The world of quantitative finance is never boring. At least not from the research perspective. Today I want to explore some new research from one of the top quant shops on the small company effect and see how an investor can apply it simply to an existing quant approach. Specifically, I want to investigate if adding a quality screen to a small cap quant value portfolio increases performance.

AQR is one of the top quant shops in the business. They do some great quant research. Their latest paper, besides having one of the best titles I’ve seen for a finance research paper – “Size matters if you control your junk”, investigates the small company effect to see if it’s real or not. Despite being one of the original factors in the original efficient market hypothesis it’s come under much scrutiny as of late with many going so far as saying it doesn’t really exist. You can read all the gory details in AQR’s paper if you like but the general summary is that the small company effect is real and very strong especially once you control for quality. Low quality stocks really kill small cap performance. Lets take that as a given and see if this can help us lowly individual investors in any way. The summary graph from the paper is presented below.

AQR Control Your Junk Summary Table Jan 2015

A while back I posted on how adding a quality metric can increase the performance of value portfolios. I took a quant value screen and added a simple debt filter to screen out companies that increased their debt significantly. This simple change added over 4% of alpha to the already stellar performance of the quant value portfolio over the SP500. Based on AQR’s paper I wanted to see of I took my quality screen a bit further and limited the universe of companies in the value screen to small cap companies. Now, the work done in AQR’s paper to define what quality means is quite extensive. I’m in the process of trying to build a detailed ranking system in P123 that uses most their quality factors. But before I dove into that I wanted to see if a simpler quality ranking system would work.  In my experience if these effect are robust then even rough estimates of the parameters work quite well. Since I already had it, I decided to use a ranking system based on Piotroski factors. The F score that Piotroski pioneered is quite famous in value investing circles and does make up very strong, and very concentrated, value portfolios. I simply used some of the fundamental parts of the Piotroski system that look for financial strength. I ranked companies by improvement over the last 12 months in the following parameters: gross margin, operating cash flow, debt to total assets, current ratio, asset turnover, return on assets, and equity issuance. All factors were equally weighted. It’s a rough estimate of stock quality. Let’s see how it all turns out.

Small cap value plus quality quant port performance Jan 2015

Well, not bad at all. Pretty much confirms what the AQR paper is saying. Small cap stocks outperform quite strongly. And the results of this simple backtest shows that the effect is just as powerful when combined with a value factor.

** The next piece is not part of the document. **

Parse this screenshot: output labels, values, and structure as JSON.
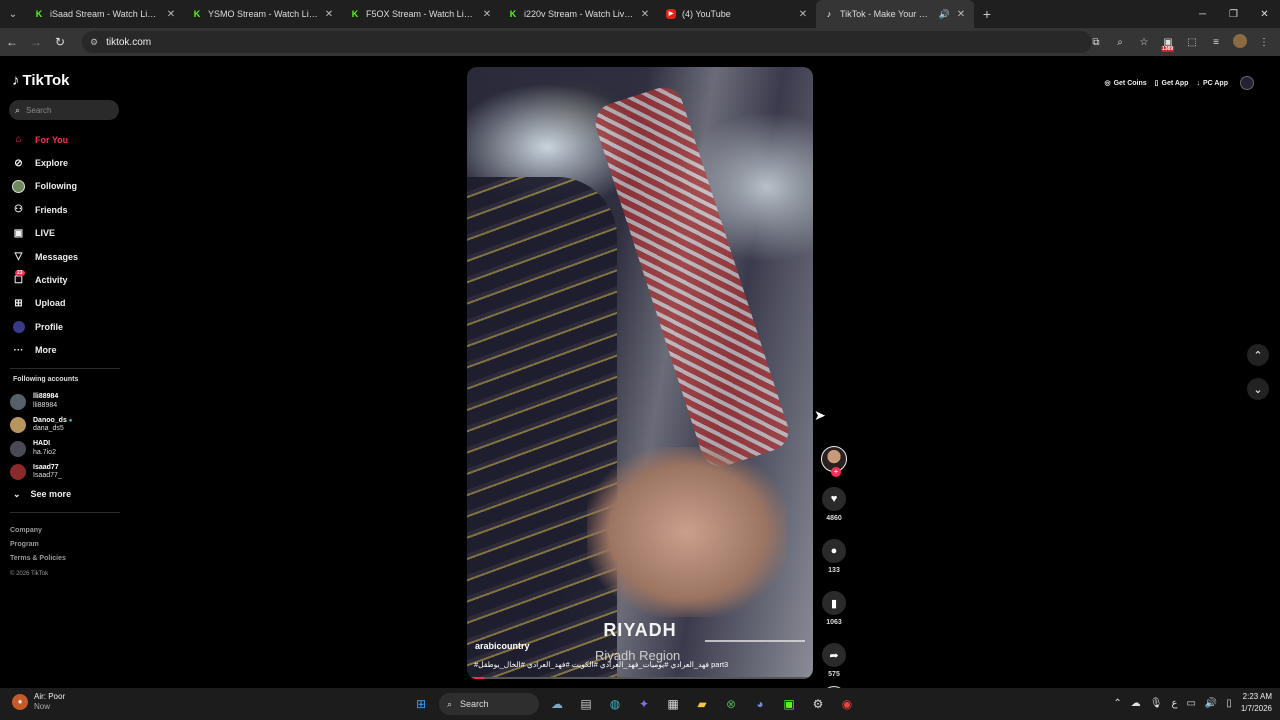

Now I’m thinking it is definitely worth the effort to try and re-create the quality metrics presented in the AQR paper. More to come on that front in the future.

In summary, the small cap effect is very strong as shown in the new AQR paper. And when combined with value and quality factors the resultant performance of the portfolios is quite impressive, far outpacing their respective benchmarks.

 


4 Comments

Andrew · January 27, 2015 at 1:02 pm

That’s amazing. Thank you for following up on the paper with your post. You distill a lot of information and double-check it, which is great.

If you ever have the time, could you test adding a momentum filter? It would be neat to see a strategy combining everything (value, momentum, size minus junk) into one!

    paul.novell@gmail.com · January 27, 2015 at 1:35 pm

    Thanks Andrew. As they say, it’s in there…Table 8 of the AQR paper does exactly that, add momentum to the mix. Basically, adding momentum to the mix increase performance by a little bit. This effect has been getting smaller over time and is practically statistically insignificant since 2000. But that could be a temporary anomaly. I have found the same. I did look at small caps vs all stocks in my trending value portfolios (value plus momentum) and small caps do worse than all stocks with or without a quality filter. Having said that adding a quality filter to trending value to weed out the really bad stocks does increase performance.